Указанное «здесь»
, на котором я задерживаюсь, есть точно так же одно из этих «здесь», которое на деле есть не это «здесь», а некоторое, «впереди» и «сзади», некоторое «вверху» и «внизу», некоторое «вправо» и «влево». «Вверху» само есть точно так же это многообразное инобытие «вверху», «внизу» и т. д. «Здесь», на которое следовало указать, исчезает в других «здесь», но и эти точно так же исчезают; указанное, задержанное и остающееся есть негативное «это», которое есть только негативно, так как [разные] «здесь» принимаются такими, как они должны приниматься, но в нем они снимаются; оно есть простой комплекс многих «здесь». «Здесь», которое подразумевается, было бы точкой; но ее нет; а когда на нее указывают как на сущую, оказывается, что указывание есть не непосредственное знание, а движение — от подразумеваемого «здесь» через многие «здесь» к всеобщему «здесь», которое есть столь же простое множество «здесь», как день — простое множество «теперь».Из этого видно, что диалектика чувственной достоверности есть не что иное, как простая история движения этой достоверности или ее опыта, и что чувственная достоверность сама есть не что иное, как только эта история. Поэтому само естественное сознание постоянно движется в направлении к этому же результату и узнает на опыте о том, что составляет истину чувственной достоверности, но только так же вновь и вновь забывает об этом и начинает движение сызнова. Поэтому вызывает удивление, когда этому опыту противопоставляется в качестве общего опыта, а также в качестве философского утверждения и даже как результат скептицизма — положение: реальность или бытие внешних вещей как «этих»

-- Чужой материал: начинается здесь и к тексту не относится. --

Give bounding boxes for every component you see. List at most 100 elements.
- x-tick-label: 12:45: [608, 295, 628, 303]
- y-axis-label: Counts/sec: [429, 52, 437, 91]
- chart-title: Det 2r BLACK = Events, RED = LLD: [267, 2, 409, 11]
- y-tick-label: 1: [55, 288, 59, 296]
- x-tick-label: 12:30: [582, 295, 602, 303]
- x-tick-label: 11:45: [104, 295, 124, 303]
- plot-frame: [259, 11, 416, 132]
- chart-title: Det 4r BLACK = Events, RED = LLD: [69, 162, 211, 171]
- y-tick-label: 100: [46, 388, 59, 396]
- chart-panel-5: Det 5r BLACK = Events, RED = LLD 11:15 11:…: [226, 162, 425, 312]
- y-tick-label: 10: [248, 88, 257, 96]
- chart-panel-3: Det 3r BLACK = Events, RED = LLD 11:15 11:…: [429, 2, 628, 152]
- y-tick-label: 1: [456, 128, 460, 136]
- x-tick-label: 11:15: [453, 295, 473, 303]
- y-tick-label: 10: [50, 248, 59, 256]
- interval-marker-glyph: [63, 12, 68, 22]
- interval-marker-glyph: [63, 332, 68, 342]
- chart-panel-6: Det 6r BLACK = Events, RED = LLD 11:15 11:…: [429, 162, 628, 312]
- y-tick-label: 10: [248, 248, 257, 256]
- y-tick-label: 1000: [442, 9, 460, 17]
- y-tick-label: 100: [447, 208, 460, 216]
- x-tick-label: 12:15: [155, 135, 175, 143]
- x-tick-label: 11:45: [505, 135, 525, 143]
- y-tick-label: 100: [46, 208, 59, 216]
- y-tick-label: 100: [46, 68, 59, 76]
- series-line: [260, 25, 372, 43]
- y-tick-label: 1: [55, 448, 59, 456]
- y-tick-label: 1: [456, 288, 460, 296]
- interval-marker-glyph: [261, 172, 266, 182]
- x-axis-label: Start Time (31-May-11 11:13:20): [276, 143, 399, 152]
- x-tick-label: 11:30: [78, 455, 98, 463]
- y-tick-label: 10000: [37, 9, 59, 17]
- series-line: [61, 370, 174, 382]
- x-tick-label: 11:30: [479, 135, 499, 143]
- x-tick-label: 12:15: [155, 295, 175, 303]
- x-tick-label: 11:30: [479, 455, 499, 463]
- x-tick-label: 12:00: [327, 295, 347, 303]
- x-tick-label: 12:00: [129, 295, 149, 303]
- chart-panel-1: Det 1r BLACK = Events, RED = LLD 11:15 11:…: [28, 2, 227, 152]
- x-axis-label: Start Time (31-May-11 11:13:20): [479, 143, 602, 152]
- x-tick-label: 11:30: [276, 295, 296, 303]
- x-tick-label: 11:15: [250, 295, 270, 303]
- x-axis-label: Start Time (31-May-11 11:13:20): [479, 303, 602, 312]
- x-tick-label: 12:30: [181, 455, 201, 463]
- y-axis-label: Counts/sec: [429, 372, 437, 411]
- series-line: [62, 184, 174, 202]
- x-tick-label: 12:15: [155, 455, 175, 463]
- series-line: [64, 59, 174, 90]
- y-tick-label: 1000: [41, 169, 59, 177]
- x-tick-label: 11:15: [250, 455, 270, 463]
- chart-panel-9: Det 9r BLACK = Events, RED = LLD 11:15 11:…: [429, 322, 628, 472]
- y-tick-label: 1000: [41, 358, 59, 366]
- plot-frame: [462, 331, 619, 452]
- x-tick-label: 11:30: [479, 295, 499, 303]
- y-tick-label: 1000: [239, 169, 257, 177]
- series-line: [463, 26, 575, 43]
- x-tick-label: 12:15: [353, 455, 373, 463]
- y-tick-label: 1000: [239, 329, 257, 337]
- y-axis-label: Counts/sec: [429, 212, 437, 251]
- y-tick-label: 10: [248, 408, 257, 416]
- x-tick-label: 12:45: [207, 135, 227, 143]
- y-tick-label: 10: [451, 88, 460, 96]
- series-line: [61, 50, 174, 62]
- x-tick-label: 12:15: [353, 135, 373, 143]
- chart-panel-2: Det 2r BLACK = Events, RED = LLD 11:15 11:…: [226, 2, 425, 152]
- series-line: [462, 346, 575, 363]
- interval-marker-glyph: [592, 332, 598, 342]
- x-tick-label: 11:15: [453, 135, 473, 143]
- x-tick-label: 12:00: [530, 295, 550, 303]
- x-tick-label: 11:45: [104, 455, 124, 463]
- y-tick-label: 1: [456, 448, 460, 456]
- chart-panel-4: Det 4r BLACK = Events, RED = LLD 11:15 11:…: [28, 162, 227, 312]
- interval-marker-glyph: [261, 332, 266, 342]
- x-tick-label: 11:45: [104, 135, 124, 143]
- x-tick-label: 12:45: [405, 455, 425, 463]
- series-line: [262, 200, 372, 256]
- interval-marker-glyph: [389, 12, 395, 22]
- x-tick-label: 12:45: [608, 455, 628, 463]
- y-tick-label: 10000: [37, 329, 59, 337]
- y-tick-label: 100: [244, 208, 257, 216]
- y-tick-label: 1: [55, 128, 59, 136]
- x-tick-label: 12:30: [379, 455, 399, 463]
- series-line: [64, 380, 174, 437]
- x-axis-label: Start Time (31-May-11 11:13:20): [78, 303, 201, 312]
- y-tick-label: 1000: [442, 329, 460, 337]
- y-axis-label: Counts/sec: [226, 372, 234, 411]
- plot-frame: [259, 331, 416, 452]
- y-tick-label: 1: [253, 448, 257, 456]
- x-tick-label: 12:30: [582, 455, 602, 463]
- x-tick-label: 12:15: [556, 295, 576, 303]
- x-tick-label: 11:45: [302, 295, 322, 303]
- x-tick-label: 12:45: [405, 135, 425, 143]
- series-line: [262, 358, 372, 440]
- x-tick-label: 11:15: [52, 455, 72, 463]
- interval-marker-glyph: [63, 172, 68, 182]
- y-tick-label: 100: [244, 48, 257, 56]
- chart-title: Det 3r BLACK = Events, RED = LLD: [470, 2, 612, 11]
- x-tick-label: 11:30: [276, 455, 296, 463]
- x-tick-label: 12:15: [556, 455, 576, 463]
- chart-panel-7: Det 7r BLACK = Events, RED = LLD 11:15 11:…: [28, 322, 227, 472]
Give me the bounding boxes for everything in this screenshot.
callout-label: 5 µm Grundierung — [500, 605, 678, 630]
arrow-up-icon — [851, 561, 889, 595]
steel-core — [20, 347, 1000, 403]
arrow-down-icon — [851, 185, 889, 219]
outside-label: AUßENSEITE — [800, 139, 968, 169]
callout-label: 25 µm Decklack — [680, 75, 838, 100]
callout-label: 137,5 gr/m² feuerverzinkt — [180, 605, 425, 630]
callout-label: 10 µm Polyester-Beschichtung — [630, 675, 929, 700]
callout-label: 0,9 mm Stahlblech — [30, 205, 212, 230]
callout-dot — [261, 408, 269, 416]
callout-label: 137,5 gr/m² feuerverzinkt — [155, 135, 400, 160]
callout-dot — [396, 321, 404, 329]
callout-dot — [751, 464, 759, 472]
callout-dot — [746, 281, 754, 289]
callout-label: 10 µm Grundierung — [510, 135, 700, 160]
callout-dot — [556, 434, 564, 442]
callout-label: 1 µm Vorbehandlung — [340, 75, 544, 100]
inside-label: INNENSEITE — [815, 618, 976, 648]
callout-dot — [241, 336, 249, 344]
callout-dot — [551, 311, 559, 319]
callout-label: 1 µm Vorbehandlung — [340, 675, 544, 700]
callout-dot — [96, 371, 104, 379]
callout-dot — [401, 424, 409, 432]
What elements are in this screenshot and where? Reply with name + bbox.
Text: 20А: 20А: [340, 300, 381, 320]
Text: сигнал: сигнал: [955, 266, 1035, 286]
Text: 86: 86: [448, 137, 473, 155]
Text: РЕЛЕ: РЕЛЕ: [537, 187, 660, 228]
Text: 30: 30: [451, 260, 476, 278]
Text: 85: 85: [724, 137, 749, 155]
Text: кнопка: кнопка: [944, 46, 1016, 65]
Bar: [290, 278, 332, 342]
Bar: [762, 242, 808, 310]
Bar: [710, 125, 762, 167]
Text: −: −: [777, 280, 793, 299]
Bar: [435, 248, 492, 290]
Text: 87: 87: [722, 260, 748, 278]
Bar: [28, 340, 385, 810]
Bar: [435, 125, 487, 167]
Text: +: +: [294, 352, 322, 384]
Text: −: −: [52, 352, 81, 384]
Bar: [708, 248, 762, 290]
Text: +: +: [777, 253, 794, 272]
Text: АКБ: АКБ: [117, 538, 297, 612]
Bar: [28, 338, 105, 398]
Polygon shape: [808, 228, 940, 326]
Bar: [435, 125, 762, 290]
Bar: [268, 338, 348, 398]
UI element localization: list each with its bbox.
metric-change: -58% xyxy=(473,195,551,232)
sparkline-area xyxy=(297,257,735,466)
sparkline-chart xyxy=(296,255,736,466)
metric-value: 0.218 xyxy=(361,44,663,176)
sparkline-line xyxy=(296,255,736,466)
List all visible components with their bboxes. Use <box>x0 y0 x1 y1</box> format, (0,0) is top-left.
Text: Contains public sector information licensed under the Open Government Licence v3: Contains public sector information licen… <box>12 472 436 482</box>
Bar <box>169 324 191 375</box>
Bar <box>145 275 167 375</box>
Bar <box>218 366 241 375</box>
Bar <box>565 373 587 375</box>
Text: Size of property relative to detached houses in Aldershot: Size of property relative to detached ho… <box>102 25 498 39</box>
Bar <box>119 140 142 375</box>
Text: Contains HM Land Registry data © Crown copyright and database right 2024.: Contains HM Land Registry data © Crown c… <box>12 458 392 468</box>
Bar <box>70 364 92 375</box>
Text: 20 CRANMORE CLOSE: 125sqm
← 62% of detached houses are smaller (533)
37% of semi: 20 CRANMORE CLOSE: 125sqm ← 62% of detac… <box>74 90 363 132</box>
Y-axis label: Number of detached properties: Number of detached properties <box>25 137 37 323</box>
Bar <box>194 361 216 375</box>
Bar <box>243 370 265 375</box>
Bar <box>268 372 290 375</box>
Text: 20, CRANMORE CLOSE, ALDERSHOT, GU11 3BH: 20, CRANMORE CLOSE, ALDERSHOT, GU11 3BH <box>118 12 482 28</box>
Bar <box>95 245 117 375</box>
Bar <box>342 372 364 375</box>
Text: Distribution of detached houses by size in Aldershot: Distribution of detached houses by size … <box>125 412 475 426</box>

или чувственных обладает для сознания абсолютной истиной. Такое утверждение в то же время не знает, что оно говорит, не знает, что оно высказывает обратное тому, что оно хочет сказать. Истина чувственного «этого» есть, мол, для сознания общий опыт: но скорее противоположное этому есть общий опыт; всякое сознание само вновь снимает такую истину, как, например, «здесь» — это дерево или «теперь» — это полдень и говорит противоположное: «здесь» — это не дерево, а дом; и то, что в этом утверждении, снимающем первое, опять-таки есть такое же утверждение чувственного «этого», сознание равным образом тотчас же снимает, и во всякой чувственной достоверности поистине будет на опыте узнавать только то, что́ мы видели, т. е. «это» как некоторое всеобщее, — противоположное тому, что, по уверению вышеназванного положения, есть общий опыт. — При этой ссылке на общий опыт позволительно, забегая вперед, принять в соображение практическую сторону. С этой точки зрения можно посоветовать тем, кто утверждает названную истину и достоверность реальности чувственных предметов обратиться в низшую школу мудрости, а именно к древним элевсинским мистериям Цереры и Вакха, и сперва изучить тайну вкушения хлеба и пития вина; ибо посвященный в эти тайны доходит до того, что не только сомневается в бытии чувственных вещей, но и отчаивается в нем, и, с одной стороны, сам осуществляет их ничтожность, а с другой стороны, видит, как ее осуществляют. Даже животные не лишены этой мудрости, а, напротив, оказываются глубочайшим образом посвященными в нее; ибо они не останавливаются перед чувственными вещами как вещами, сущими в себе, а, отчаявшись в этой реальности и с полной уверенностью в их ничтожности, попросту хватают их и пожирают; и вся природа празднует, как они, эти откровенные мистерии, которые учат тому, что такое истина чувственных вещей.